Page 1 of 1

Triple combo in Spanish and in text/ascii?

Posted: Mon Apr 25, 2016 8:36 am
by christensenrb
Hi, I would like to use a text version of the triple combination to compile a vocabulary list in Spanish. I have been able to find a pdf in Spanish, but converting it to something that I can sort and remove duplicates is frustrating. The pdf to rtf conversion is too good and leaves graphics and lines in the text. Converting that to ASCII is then another problem. Any one have any ideas?

rc

Re: Triple combo in Spanish and in text/ascii?

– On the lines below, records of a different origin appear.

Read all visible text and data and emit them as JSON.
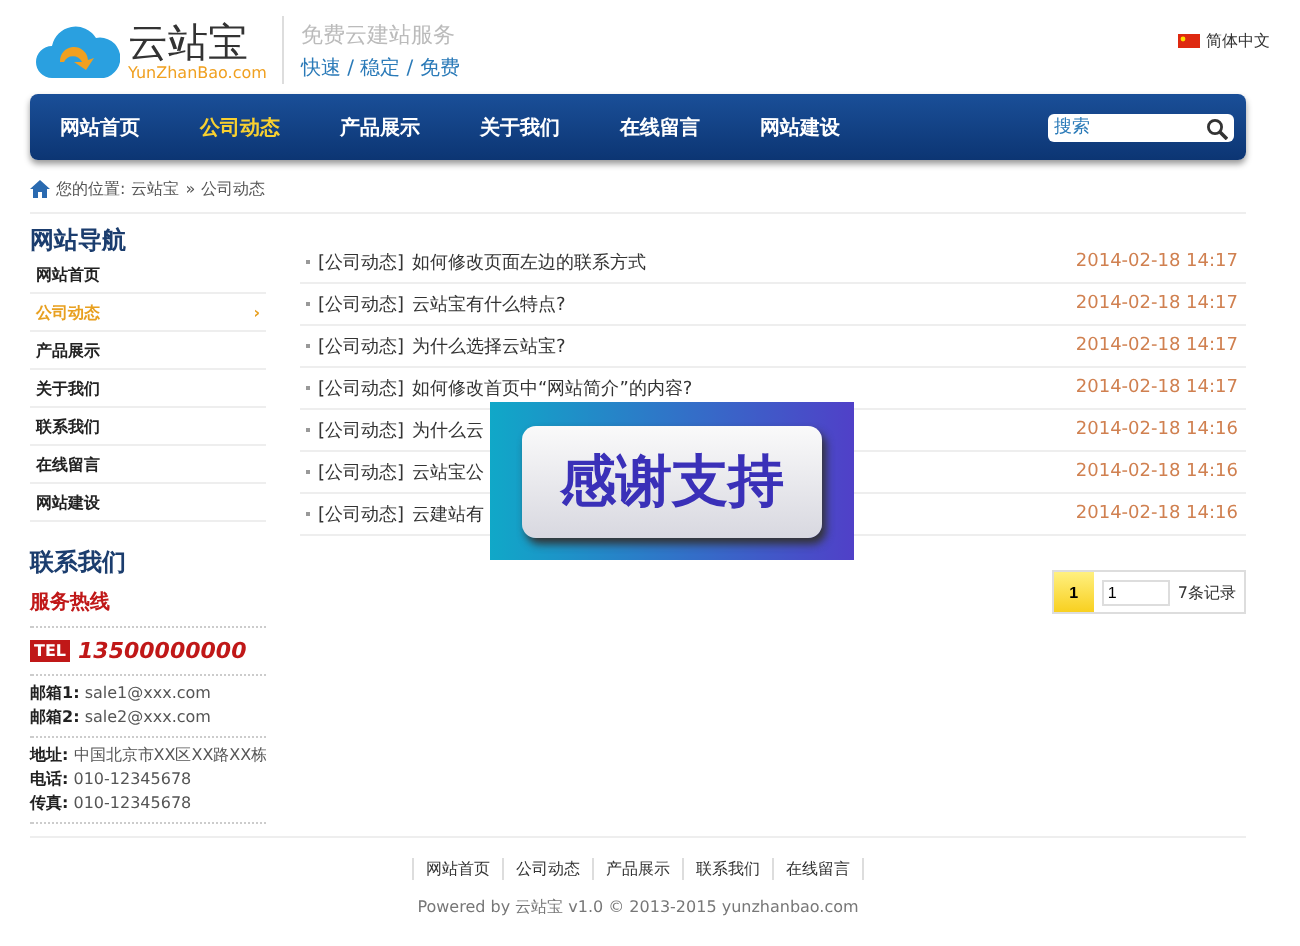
{
  "header": {
    "logo_name": "云站宝",
    "logo_domain": "YunZhanBao.com",
    "slogan": "免费云建站服务",
    "tagline": "快速 / 稳定 / 免费",
    "language": "简体中文"
  },
  "nav": [
    {
      "label": "网站首页",
      "selected": false
    },
    {
      "label": "公司动态",
      "selected": true
    },
    {
      "label": "产品展示",
      "selected": false
    },
    {
      "label": "关于我们",
      "selected": false
    },
    {
      "label": "在线留言",
      "selected": false
    },
    {
      "label": "网站建设",
      "selected": false
    }
  ],
  "search": {
    "placeholder": "搜索"
  },
  "breadcrumb": {
    "label": "您的位置:",
    "items": [
      "云站宝",
      "»",
      "公司动态"
    ]
  },
  "sidebar": {
    "title": "网站导航",
    "items": [
      {
        "label": "网站首页",
        "selected": false
      },
      {
        "label": "公司动态",
        "selected": true
      },
      {
        "label": "产品展示",
        "selected": false
      },
      {
        "label": "关于我们",
        "selected": false
      },
      {
        "label": "联系我们",
        "selected": false
      },
      {
        "label": "在线留言",
        "selected": false
      },
      {
        "label": "网站建设",
        "selected": false
      }
    ],
    "arrow": "›"
  },
  "contact": {
    "title": "联系我们",
    "hotline_title": "服务热线",
    "tel_badge": "TEL",
    "phone": "13500000000",
    "groups": [
      [
        {
          "label": "邮箱1:",
          "value": "sale1@xxx.com"
        },
        {
          "label": "邮箱2:",
          "value": "sale2@xxx.com"
        }
      ],
      [
        {
          "label": "地址:",
          "value": "中国北京市XX区XX路XX栋"
        },
        {
          "label": "电话:",
          "value": "010-12345678"
        },
        {
          "label": "传真:",
          "value": "010-12345678"
        }
      ]
    ]
  },
  "news": [
    {
      "category": "[公司动态]",
      "title": "如何修改页面左边的联系方式",
      "date": "2014-02-18 14:17"
    },
    {
      "category": "[公司动态]",
      "title": "云站宝有什么特点?",
      "date": "2014-02-18 14:17"
    },
    {
      "category": "[公司动态]",
      "title": "为什么选择云站宝?",
      "date": "2014-02-18 14:17"
    },
    {
      "category": "[公司动态]",
      "title": "如何修改首页中“网站简介”的内容?",
      "date": "2014-02-18 14:17"
    },
    {
      "category": "[公司动态]",
      "title": "为什么云",
      "date": "2014-02-18 14:16"
    },
    {
      "category": "[公司动态]",
      "title": "云站宝公",
      "date": "2014-02-18 14:16"
    },
    {
      "category": "[公司动态]",
      "title": "云建站有",
      "date": "2014-02-18 14:16"
    }
  ],
  "pagination": {
    "current": "1",
    "page_input": "1",
    "records": "7条记录"
  },
  "overlay": {
    "text": "感谢支持"
  },
  "footer": {
    "links": [
      "网站首页",
      "公司动态",
      "产品展示",
      "联系我们",
      "在线留言"
    ],
    "copyright": "Powered by 云站宝 v1.0 © 2013-2015 yunzhanbao.com"
  }
}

Posted: Tue Apr 26, 2016 11:01 am
by sbradshaw
You can open the PDF and do select-all, copy (depending on how fast your computer is this might take a minute or two to select all and a minute or two to copy), then paste into a plain text document (not RTF). Pasting as plain text will remove all of the graphics, lines, and formatting.

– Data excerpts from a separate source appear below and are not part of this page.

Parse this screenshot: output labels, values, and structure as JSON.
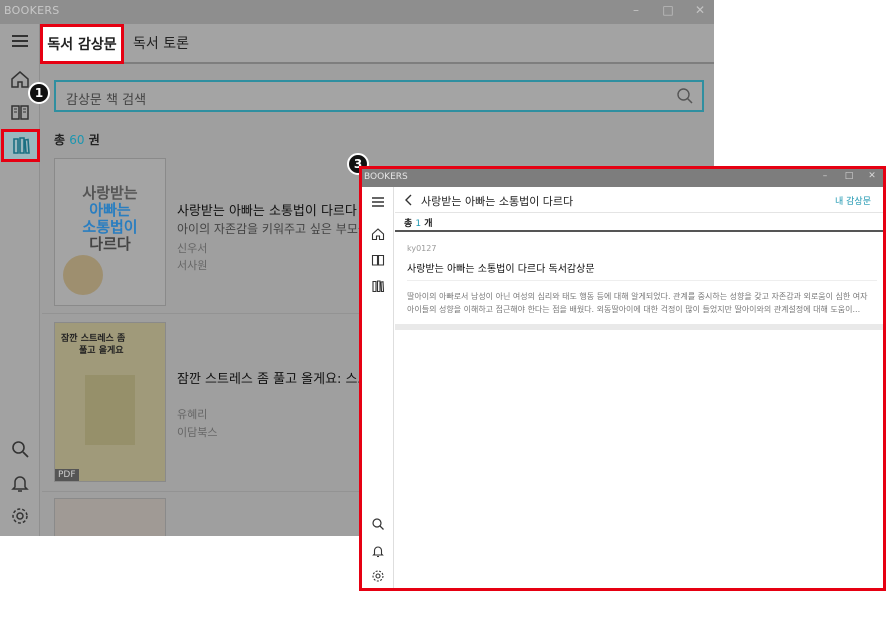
{
  "background_window": {
    "app_title": "BOOKERS",
    "window_controls": [
      "–",
      "□",
      "✕"
    ],
    "tabs": [
      {
        "label": "독서 감상문",
        "active": true
      },
      {
        "label": "독서 토론",
        "active": false
      }
    ],
    "search": {
      "placeholder": "감상문 책 검색"
    },
    "total": {
      "prefix": "총",
      "count": "60",
      "suffix": "권"
    },
    "books": [
      {
        "cover_text": [
          "사랑받는",
          "아빠는",
          "소통법이",
          "다르다"
        ],
        "title": "사랑받는 아빠는 소통법이 다르다",
        "subtitle": "아이의 자존감을 키워주고 싶은 부모를",
        "author": "신우서",
        "publisher": "서사원"
      },
      {
        "cover_text": [
          "잠깐 스트레스 좀",
          "풀고 올게요"
        ],
        "title": "잠깐 스트레스 좀 풀고 올게요: 스트레",
        "subtitle": "",
        "author": "유혜리",
        "publisher": "이담북스",
        "badge": "PDF"
      }
    ]
  },
  "foreground_window": {
    "app_title": "BOOKERS",
    "window_controls": [
      "–",
      "□",
      "✕"
    ],
    "header": {
      "title": "사랑받는 아빠는 소통법이 다르다",
      "link": "내 감상문"
    },
    "total": {
      "prefix": "총",
      "count": "1",
      "suffix": "개"
    },
    "review": {
      "user": "ky0127",
      "title": "사랑받는 아빠는 소통법이 다르다 독서감상문",
      "body_line1": "딸아이의 아빠로서 남성이 아닌 여성의 심리와 태도 행동 등에 대해 알게되었다. 관계를 중시하는 성향을 갖고 자존감과 외로움이 심한 여자",
      "body_line2": "아이들의 성향을 이해하고 접근해야 한다는 점을 배웠다. 외동딸아이에 대한 걱정이 많이 들었지만 딸아이와의 관계설정에 대해 도움이..."
    }
  },
  "markers": {
    "first": "1",
    "third": "3"
  },
  "colors": {
    "accent": "#1b96b0",
    "highlight_red": "#e60012",
    "overlay_gray": "#9f9f9f"
  },
  "icons": {
    "sidebar": [
      "home-icon",
      "book-icon",
      "bookshelf-icon",
      "search-icon",
      "bell-icon",
      "gear-icon"
    ],
    "header": [
      "menu-icon",
      "back-icon",
      "search-icon"
    ]
  }
}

After pasting, if the accents are messed up you can do some find-alls and replaces:

Replace "a ́" with "á"
Replace "A ́" with "Á"
Replace "e ́" with "é"
Replace "E ́" with "É"
Replace " ́i" with "í"
Replace " ́I" with "Í"
Replace "ı ́" with "í"
Replace "I ́" with "Í"
Replace "o ́" with "ó"
Replace "O ́" with "Ó"
Replace "u ́" with "ú"
Replace "U ́" with "Ú"
Replace "n ̃" with "ñ"
Replace "n ̃" with "ñ"
Replace " ́a" with "á"
Replace " ́A" with "Á"
Replace " ́e" with "é"
Replace " ́E" with "É"
Replace " ́o" with "ó"
Replace " ́O" with "Ó"
Replace " ́u" with "ú"
Replace " ́U" with "Ú"
Replace "- " with "" (take care of hyphens that split words between lines)
Replace " " with " " (remove double spaces)

You might need to manually clean up page numbers and footnotes, as well as the footnote letters in the verses, but this might help you get started.

Re: Triple combo in Spanish and in text/ascii?

Posted: Tue Apr 26, 2016 11:47 am
by sbradshaw
Even better, you can start with the Braille text file available on this page:
https://www.lds.org/topics/disability/materials/braille?lang=spa

1) Fix the accents.

Replace "(" with "Á"
Replace "!'" with "É"
Replace "/" with "Í"
Replace "+" with "Ó"
Replace ")" with "Ú"
Replace "\" with "Ü"
Replace "]" with "Ñ"

2) Convert everything to lowercase.

3) Convert letters with periods in front of them to capital letters.

Replace ".a" with "A"
Replace ".b" with "B"
Replace ".c" with "C"
etc. Don't forget the accented letters!
Replace "." with "" (clean up double periods)

4) Fix the punctuation.

Replace "'" with "."
Replace "1" with ";"
Replace "2" with ","
Replace "3" with ":"
Replace " 5'" with "¿"
Replace "5'" with "?"
Replace " 6'" with "¡"
Replace "6'" with "!"
Replace "8'" with """
Replace "9 " with ""
Replace "--" with "—"
Replace "<" with "("
Replace ">" with ")"

5) Fix the numbers.

I'm not sure the most efficient way to do this, because numbers have multiple digits, but here's a start:

Replace "#a" with "1"
Replace "#b" with "2"
Replace "#c" with "3"
Replace "#d" with "4"
Replace "#e" with "5"
Replace "#f" with "6"
Replace "#g" with "7"
Replace "#h" with "8"
Replace "#i" with "9"
Replace "#j" with "0"

Replace "1a" with "11"
Replace "1b" with "12"
Replace "1c" with "13"
etc.

Re: Triple combo in Spanish and in text/ascii?

Posted: Tue Apr 26, 2016 12:26 pm
by sbradshaw
Sorry for posting three times in a row! If all you want is a list of words, after step 3, you can do this:
4) Replace all punctuation (using the codes above) with spaces.
5) Replace all spaces with line breaks
6) Select all, copy, and paste into an Excel document
7) Sort the column alphabetically
8) Remove any rows you don't want
9) Use a formula to return only the unique rows